Hold for long-term rates. The difference between short-term (up to 37%) and long-term (typically 15%) rates is substantial. If you are considering selling Bitcoin purchased less than a year ago, the tax savings from waiting can be significant.
Maximize retirement accounts. Some IRA custodians now allow Bitcoin holdings. Gains within a traditional IRA are tax-deferred; within a Roth IRA, potentially tax-free. This is a complex area — consult a tax professional.
Gift strategically. In 2025, you can gift up to $18,000 per recipient annually without triggering gift tax reporting. Gifting appreciated Bitcoin to family members in lower tax brackets can reduce the overall family tax burden.
Self-Custody and Record-Keeping
If you hold Bitcoin in a personal wallet (hardware wallet, mobile wallet), exchanges cannot report your transactions. You are solely responsible for tracking:
- Every acquisition: Date, amount in USD, quantity of BTC, fees paid
- Every disposition: Date, proceeds in USD, quantity of BTC, fees paid
- Wallet-to-wallet transfers: Document that both wallets are yours (not a sale)

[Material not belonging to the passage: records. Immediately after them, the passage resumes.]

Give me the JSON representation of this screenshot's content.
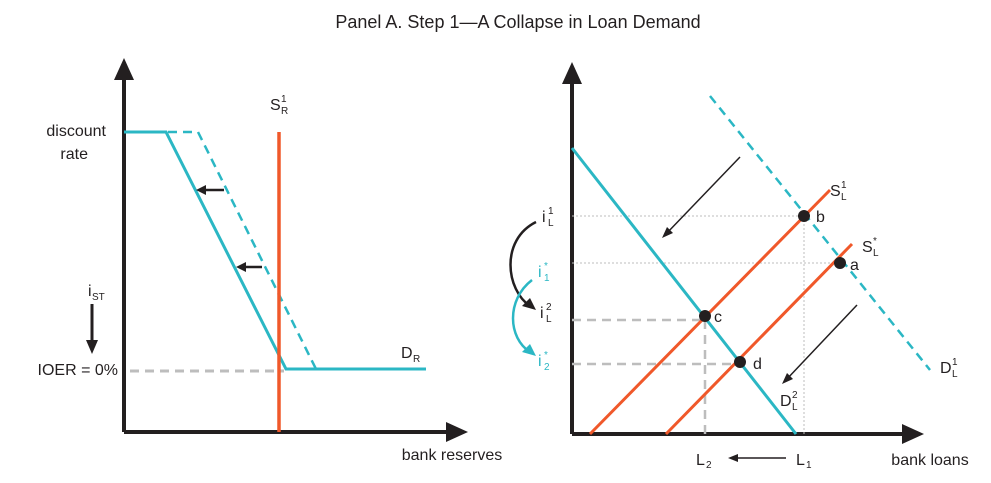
{
  "title": "Panel A. Step 1—A Collapse in Loan Demand",
  "colors": {
    "teal": "#2bb7c4",
    "orange": "#f0582a",
    "black": "#231f20",
    "gray": "#bdbdbd"
  },
  "left": {
    "y_label_line1": "discount",
    "y_label_line2": "rate",
    "i_st_main": "i",
    "i_st_sub": "ST",
    "ioer_label": "IOER = 0%",
    "x_label": "bank reserves",
    "supply_main": "S",
    "supply_sup": "1",
    "supply_sub": "R",
    "demand_main": "D",
    "demand_sub": "R"
  },
  "right": {
    "i1_main": "i",
    "i1_sup": "1",
    "i1_sub": "L",
    "istar1_main": "i",
    "istar1_sup": "*",
    "istar1_sub": "1",
    "i2_main": "i",
    "i2_sup": "2",
    "i2_sub": "L",
    "istar2_main": "i",
    "istar2_sup": "*",
    "istar2_sub": "2",
    "s1_main": "S",
    "s1_sup": "1",
    "s1_sub": "L",
    "sstar_main": "S",
    "sstar_sup": "*",
    "sstar_sub": "L",
    "d1_main": "D",
    "d1_sup": "1",
    "d1_sub": "L",
    "d2_main": "D",
    "d2_sup": "2",
    "d2_sub": "L",
    "point_a": "a",
    "point_b": "b",
    "point_c": "c",
    "point_d": "d",
    "l2_main": "L",
    "l2_sub": "2",
    "l1_main": "L",
    "l1_sub": "1",
    "x_label": "bank loans"
  }
}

- Cost basis for each lot: Maintain a running ledger
If you cannot prove cost basis, the IRS may treat it as zero — meaning your entire sale proceeds become taxable gain. Export exchange history regularly. Exchanges can shut down, get hacked, or change data retention policies. Download now.
Tools like CoinTracker, Koinly, and TaxBit can import exchange data and generate tax forms. For small portfolios, a well-maintained spreadsheet works.
Foreign Account Reporting
If you hold Bitcoin on foreign exchanges (Binance, Bybit, OKX, etc.) and the aggregate value exceeds $10,000 at any point during the year, you may need to file an FBAR (FinCEN Form 114). Separately, FATCA reporting (Form 8938) may apply if your foreign financial assets exceed $50,000 (single) or $100,000 (married filing jointly) at year-end.
Whether self-custody wallets trigger these requirements is legally ambiguous. FinCEN has signaled intent to include them, but as of 2026, no final rule has been issued. Keep records regardless.
What This Means for Bitcoin
Taxation is neither an endorsement nor an attack — it is recognition. When the IRS builds infrastructure to track Bitcoin transactions, it is implicitly acknowledging Bitcoin as a permanent feature of the financial landscape. Institutional adoption, ETF approval, and now comprehensive tax reporting form a consistent pattern: Bitcoin is being absorbed into the system it was designed to exist alongside.
Your job is to understand the rules, comply with them, and optimize within legal boundaries. The general tax guide covers foundational principles. This guide addresses the current moment. Both will need updating as the landscape evolves.
Disclaimer
This article is for educational purposes only and does not constitute tax, financial, or legal advice. Tax laws change frequently. Consult a qualified tax professional familiar with cryptocurrency taxation before making any tax-related decisions.